Several structures on campus and the nearby Pogonip City Park have been entered into the National Register for Historic Places because of their significance in California’s limestone industry. The entire district covers 30 acres and includes the granary, now a childcare center; the Cook House, now the admissions office; the Cardiff House, now the women’s center; and other buildings including several lime kilns.

Friday’s event was held at the base of campus near many of the historic buildings. Chancellor George Blumenthal, County Supervisor Neal Coonerty, Former Assemblyman John Laird, and Friends of the Cowell Lime Works President Frank Perry spoke at the ceremony. The event was held to unveil a plaque outside the Cook House honoring UCSC’s inclusion to the list.

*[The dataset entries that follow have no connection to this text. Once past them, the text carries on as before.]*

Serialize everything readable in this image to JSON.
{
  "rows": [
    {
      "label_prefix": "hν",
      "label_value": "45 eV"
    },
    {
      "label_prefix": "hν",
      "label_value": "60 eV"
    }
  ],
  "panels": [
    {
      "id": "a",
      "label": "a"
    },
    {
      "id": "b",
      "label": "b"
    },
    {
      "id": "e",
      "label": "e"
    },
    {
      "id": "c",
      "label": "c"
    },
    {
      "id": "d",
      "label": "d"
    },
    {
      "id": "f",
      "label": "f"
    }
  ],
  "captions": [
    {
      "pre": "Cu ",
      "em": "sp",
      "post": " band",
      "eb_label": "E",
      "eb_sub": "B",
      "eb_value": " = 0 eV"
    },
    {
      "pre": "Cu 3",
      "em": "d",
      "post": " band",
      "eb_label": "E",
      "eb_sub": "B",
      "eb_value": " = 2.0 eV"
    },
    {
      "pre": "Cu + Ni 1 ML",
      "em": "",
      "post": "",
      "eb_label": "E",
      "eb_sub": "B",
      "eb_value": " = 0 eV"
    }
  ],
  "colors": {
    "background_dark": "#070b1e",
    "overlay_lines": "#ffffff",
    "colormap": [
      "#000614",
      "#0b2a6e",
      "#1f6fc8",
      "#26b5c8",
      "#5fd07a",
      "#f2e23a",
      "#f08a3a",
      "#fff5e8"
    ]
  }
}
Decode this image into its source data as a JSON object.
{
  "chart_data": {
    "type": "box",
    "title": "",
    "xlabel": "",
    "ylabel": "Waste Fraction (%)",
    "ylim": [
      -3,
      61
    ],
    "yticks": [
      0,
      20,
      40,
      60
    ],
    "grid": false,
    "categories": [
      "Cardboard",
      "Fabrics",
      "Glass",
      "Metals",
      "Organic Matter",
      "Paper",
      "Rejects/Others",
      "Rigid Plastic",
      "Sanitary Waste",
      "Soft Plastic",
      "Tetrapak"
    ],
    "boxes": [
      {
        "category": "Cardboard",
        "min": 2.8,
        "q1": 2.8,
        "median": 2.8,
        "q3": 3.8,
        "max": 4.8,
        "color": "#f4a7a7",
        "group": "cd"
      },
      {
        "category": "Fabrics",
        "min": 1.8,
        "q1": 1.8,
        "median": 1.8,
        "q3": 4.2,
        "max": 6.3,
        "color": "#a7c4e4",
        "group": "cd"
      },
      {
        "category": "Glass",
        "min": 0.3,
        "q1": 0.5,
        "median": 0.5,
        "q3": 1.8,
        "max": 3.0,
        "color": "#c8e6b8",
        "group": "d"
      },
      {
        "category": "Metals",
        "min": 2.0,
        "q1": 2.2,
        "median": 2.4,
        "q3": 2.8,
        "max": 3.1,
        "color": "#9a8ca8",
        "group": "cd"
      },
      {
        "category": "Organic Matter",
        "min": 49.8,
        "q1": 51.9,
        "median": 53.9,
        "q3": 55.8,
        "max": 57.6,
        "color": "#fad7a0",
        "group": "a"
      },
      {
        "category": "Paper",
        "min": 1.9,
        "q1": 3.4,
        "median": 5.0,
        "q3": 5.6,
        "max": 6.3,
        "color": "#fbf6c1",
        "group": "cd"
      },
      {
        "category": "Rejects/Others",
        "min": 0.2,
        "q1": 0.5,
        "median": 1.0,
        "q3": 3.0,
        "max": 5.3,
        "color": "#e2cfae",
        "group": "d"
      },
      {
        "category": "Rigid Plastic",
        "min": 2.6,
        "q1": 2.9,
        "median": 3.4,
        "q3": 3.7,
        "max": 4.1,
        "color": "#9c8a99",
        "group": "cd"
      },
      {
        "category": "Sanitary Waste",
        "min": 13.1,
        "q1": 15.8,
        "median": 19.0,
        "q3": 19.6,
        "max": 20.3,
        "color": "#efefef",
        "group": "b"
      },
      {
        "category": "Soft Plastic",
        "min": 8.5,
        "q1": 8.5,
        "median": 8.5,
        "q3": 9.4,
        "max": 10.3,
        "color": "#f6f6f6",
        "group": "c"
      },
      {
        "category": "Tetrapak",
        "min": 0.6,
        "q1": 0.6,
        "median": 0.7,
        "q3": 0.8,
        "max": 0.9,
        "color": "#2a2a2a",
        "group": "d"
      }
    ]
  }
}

In the 19th century, workers on the Cowell ranch, now UCSC, would mine the rock from ranch quarries. They would put the limestone in large kilns and heat it with redwood-powered flames to create lime.

Workers would next put the lime in barrels and place the barrels in oxen- or horse-driven wagons that would be taken down Bay Street, then known as Lime Kiln Road. The barrels would be loaded onto the wharf and shipped to San Francisco or other cities. Santa Cruz was once the biggest exporter of lime in California.

Coonerty, who owns Bookshop Santa Cruz, said he thinks local history has particular importance to the people of Santa Cruz. He noted that books about local history have always done extremely well in his store. Other attendants and speakers, including Chancellor Blumenthal, expressed similar sentiments.
“Every place has history, but Santa Cruz, as a community, has long recognized the importance of historic preservation and what brought the community to be what it is,” Blumenthal said after the event. “This is, in a sense, an effort by the university to do the same in working with the community. I think we all recognize how important this area has been in the history of the community and of the university. Part going into the future is recognizing our past.”

After the speakers finished, Chancellor Blumenthal and Frank Perry unveiled the plaque from underneath a black velvet cloth. The plaque, a reminder for generations to come, sits on a local boulder of local limestone, a true piece of Santa Cruz history.